I'm grateful for....

1. I'm grateful for the overtime pay I was able to get for working on Saturday.

2. I'm grateful for how much better my day was on Sunday because church was first thing, instead of waiting until 1 to go.

3. I'm grateful for the beauty that comes from these sunny days, even if it makes it colder outside.

4. I'm grateful for the benefit my body receives when I exercise, even if I hate running.

5. I'm grateful for the new friends I made even though I had to work on a Saturday.
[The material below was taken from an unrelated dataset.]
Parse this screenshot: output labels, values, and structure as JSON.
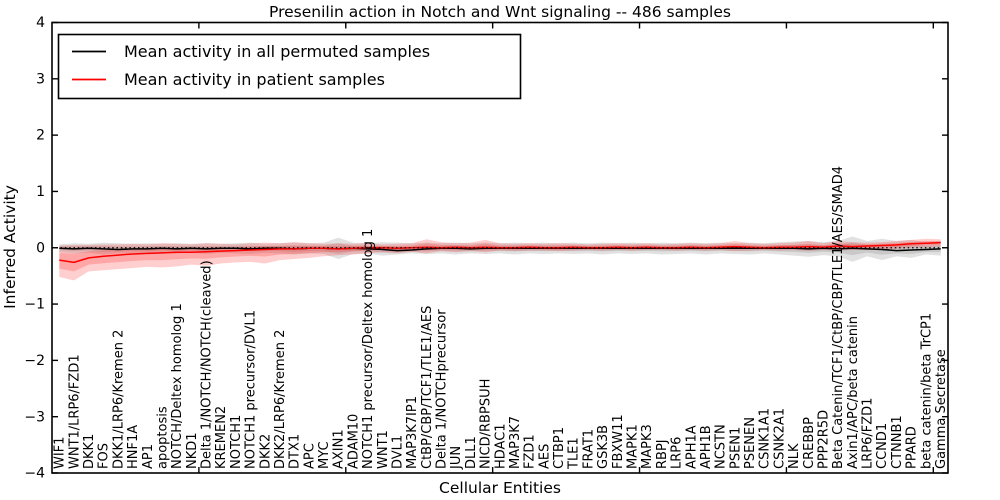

6. I'm grateful for a mother who helps me see the fun in dating, instead of just the stress.

7. I'm grateful for wonderful nephews who live with me and always are happy to see me even though sometimes they are a little loud ;).

8. I'm grateful to have a heater that works in my car, even though it cost a lot to fix it.

9. I'm grateful for the opportunity I had to give at Christmas, even if it left me semi-broke ;).

10. I'm grateful for all the wonderful opportunities I have to serve in my church, even if it leaves me without very much time for myself.

What roses among the thorn bushes are you grateful for?

2015


In the recent years I've given up on New Years resolutions. Not because I'm opposed to goal setting, in fact I'm all for it. But because I hate how every year I set new goals just because everyone says its the time of year to do it and then I don't keep 80% of them.

But with all that being said it is hard not to think about the new year and all that it has in store. I'm a firm believer in God having a plan for all of us, but I also believe he expects us to not just sit around waiting for Him to bless us. He blesses us as we move forward in faith and in serving Him.

This year I have a few things I really want to have happen. Some are in my control, some are not. Which is why this year I've decided to do a few things that will help with both what I can control and what I can't.

So 2015...

I want to be more productive. 

I want to be more organized. 

I want to serve more.

I want to be fearless.

I want to be full of hope.

I want to be more understanding and patient.

I want to be more me.

I want to focus on the important things and let go of the not so important things.

I want to draw closer to my Savior, Jesus Christ.

It may be a small list, and it may not seem like resolutions to you but to me I see me getting closer to the person I want to be in 2015.

How are you approaching your resolutions this year?